La vérité est que pour les descendants d’esclaves, l’homosexualité évoque d’abord les pratiques de certains colons, ou de leurs contremaîtres à l’encontre de leurs jeunes esclaves mâles. Pratiques qui avaient un caractère sexuel, bien sûr, mais qui étaient aussi le signe de leur condition humiliante dans la mesure où les esclaves n’avaient pas, de fait, le droit, de refuser les sollicitations des blancs.
C’est pourquoi le mariage homosexuel horrifie ben davantage les Antillais que les Africains pas enthousiastes certes, mais moins indignés.
Que l’homosexualité – et particulièrement la pédérastie qui veut dire, on le sait, en grec la relation érotique avec des enfants ou des adolescents, ait partie liée avec l’esclavage, constitue une des grandes réalités de l’histoire, aujourd’hui occultées, d’autant moins étonnante que la relation homosexuelle est rarement égalitaire.
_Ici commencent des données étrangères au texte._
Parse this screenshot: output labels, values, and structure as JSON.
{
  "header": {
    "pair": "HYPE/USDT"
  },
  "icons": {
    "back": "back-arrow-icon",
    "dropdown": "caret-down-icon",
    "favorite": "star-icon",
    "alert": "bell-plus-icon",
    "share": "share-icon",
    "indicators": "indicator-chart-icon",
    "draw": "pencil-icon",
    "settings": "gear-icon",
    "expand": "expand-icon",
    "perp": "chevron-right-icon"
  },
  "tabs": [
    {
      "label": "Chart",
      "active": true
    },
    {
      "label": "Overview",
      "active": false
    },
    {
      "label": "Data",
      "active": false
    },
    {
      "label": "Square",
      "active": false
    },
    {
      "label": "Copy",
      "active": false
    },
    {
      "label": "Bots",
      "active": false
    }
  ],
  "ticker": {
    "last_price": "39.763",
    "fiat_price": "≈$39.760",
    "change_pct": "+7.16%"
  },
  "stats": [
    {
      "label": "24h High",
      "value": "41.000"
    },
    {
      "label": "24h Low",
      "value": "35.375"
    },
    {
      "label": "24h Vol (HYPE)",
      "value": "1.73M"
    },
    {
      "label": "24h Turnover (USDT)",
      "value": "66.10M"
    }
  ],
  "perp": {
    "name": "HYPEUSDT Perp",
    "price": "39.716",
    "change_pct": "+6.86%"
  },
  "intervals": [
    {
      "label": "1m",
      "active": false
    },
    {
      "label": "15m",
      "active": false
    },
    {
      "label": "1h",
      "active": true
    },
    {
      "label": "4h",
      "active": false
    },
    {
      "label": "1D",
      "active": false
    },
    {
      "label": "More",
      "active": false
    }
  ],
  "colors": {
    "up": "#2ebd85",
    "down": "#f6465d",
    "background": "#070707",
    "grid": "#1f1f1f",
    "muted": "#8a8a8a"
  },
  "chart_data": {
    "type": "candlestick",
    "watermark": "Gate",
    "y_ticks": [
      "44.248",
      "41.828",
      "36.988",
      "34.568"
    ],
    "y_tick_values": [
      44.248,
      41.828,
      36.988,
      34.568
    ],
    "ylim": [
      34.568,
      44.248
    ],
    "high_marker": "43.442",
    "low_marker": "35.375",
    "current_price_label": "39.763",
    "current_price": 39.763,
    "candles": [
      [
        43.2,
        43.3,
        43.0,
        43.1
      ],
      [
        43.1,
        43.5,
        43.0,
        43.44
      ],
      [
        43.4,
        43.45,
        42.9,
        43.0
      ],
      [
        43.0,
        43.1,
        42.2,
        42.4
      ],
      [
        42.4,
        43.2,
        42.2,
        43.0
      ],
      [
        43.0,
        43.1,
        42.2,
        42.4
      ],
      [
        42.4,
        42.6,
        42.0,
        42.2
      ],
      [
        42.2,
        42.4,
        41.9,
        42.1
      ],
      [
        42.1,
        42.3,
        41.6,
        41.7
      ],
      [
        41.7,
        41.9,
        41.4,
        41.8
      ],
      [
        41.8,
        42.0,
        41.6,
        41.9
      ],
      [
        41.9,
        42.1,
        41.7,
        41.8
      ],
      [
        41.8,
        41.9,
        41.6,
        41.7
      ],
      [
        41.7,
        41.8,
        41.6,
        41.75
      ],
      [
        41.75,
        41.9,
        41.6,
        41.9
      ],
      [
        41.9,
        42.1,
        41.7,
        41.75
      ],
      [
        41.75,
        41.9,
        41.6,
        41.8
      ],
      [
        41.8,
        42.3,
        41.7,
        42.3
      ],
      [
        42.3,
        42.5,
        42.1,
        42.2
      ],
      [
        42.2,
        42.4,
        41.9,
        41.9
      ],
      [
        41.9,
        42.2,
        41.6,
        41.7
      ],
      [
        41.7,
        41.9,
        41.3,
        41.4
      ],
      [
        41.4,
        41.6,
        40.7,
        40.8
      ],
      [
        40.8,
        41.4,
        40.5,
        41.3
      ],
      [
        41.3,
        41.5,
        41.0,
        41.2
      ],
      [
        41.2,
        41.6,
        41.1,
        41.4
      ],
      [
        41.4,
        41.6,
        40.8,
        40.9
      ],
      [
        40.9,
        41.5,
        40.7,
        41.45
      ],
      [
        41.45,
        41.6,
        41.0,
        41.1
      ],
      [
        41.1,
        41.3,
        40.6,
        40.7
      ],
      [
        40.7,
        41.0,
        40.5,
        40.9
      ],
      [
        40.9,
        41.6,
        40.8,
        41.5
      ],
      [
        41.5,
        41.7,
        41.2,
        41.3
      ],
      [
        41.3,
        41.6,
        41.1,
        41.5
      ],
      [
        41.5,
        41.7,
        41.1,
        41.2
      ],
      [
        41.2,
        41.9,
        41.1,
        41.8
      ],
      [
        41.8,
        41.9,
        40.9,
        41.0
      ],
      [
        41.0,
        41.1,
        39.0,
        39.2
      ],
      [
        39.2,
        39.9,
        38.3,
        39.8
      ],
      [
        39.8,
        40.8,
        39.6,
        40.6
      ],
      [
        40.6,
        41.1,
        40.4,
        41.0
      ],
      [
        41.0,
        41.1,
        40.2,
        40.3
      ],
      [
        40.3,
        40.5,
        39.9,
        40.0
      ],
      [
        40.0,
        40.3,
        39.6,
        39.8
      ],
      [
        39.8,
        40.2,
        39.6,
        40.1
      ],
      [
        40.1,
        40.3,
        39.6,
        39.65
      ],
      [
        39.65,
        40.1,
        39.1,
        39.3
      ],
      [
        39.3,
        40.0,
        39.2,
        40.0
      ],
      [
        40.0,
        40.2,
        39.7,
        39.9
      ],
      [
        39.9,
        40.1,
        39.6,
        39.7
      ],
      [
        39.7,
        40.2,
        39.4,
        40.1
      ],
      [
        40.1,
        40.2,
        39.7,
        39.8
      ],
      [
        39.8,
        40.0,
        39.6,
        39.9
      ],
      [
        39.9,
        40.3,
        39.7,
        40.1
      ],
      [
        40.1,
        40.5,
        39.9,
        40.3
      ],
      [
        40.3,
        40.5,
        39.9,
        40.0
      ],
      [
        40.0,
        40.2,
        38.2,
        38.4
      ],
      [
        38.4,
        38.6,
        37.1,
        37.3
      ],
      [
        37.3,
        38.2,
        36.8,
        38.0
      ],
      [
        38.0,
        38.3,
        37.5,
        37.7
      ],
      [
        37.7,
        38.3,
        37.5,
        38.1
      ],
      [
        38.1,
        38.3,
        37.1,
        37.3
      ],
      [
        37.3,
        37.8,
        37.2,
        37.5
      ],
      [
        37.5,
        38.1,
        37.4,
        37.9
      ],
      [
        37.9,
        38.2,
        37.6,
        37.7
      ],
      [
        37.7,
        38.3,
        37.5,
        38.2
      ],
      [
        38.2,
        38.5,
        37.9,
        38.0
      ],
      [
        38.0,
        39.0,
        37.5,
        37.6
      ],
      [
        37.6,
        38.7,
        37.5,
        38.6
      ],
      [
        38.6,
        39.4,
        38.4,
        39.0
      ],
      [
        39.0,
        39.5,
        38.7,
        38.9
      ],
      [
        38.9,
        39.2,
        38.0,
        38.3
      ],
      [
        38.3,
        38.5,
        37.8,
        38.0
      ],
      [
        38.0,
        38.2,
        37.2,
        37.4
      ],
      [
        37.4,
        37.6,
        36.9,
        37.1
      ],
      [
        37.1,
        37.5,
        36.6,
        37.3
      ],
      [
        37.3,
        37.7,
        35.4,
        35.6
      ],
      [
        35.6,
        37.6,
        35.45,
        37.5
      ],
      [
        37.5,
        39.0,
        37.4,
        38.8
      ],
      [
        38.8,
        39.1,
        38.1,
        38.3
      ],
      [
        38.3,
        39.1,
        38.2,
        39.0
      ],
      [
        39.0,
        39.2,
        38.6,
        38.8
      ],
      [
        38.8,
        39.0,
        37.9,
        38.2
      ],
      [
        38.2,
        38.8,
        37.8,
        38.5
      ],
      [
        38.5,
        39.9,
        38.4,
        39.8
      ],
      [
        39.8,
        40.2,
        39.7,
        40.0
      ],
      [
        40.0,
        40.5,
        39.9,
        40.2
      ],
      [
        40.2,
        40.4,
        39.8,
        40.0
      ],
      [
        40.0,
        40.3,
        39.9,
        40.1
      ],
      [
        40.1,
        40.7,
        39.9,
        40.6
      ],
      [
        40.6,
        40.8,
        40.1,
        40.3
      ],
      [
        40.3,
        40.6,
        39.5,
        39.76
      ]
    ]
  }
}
Occulté également, le fait qu’elle ait été presque toujours dans le passé l’apanage des classes dominantes – et, souvent contraint et forcé, de leur environnement ancillaire. Combien de villages français au temps de Proust où on ne savait même pas de quoi il s’agissait ?
Pratiquement inconnue des sociétés primitives, relativement égalitaires, ignorant d’autant plus l’esclavage qu’on n’y laissait guère aux prisonniers la vie sauve, l’homosexualité apparait en Grèce et à Rome, non point aux temps primitifs, mais à l’époque de la puissance, dans des sociétés où l’esclavage est très répandu, surtout chez les plus riches.
Avoir à sa disposition un giton de condition servile, est alors rarement puni chez les jeunes aristocrates en mal d’amours juvéniles. Les initiations hétérosexuelles avec une jeune esclave existent aussi mais elles sont plus surveillées, aucun grand lignage ne souhaitant multiplier les bâtards. C’est pour cette raison que, de manière notoire, de personnages comme Alexandre, Pompée, Jules César furent bisexuels (pas Auguste en revanche, mais tous les successeurs de ce dernier : Tibère, Caligula, Claude et Néron). Ils n’étaient pas les seuls. Initiés, dans leur prime jeunesse grâce à des esclaves, les aristocrates grecs et romains pouvaient aussi avoir des relations homosexuelles avec des pairs : ce fut particulièrement le cas, on le sait, dans l’Athènes des Ve et IVe siècles.
Le recul de l’esclavage et l’avènement du christianisme (parallèle à l’apparition d’un paganisme tardif plus rigoriste) font reculer l’homosexualité à la fin de l’Antiquité.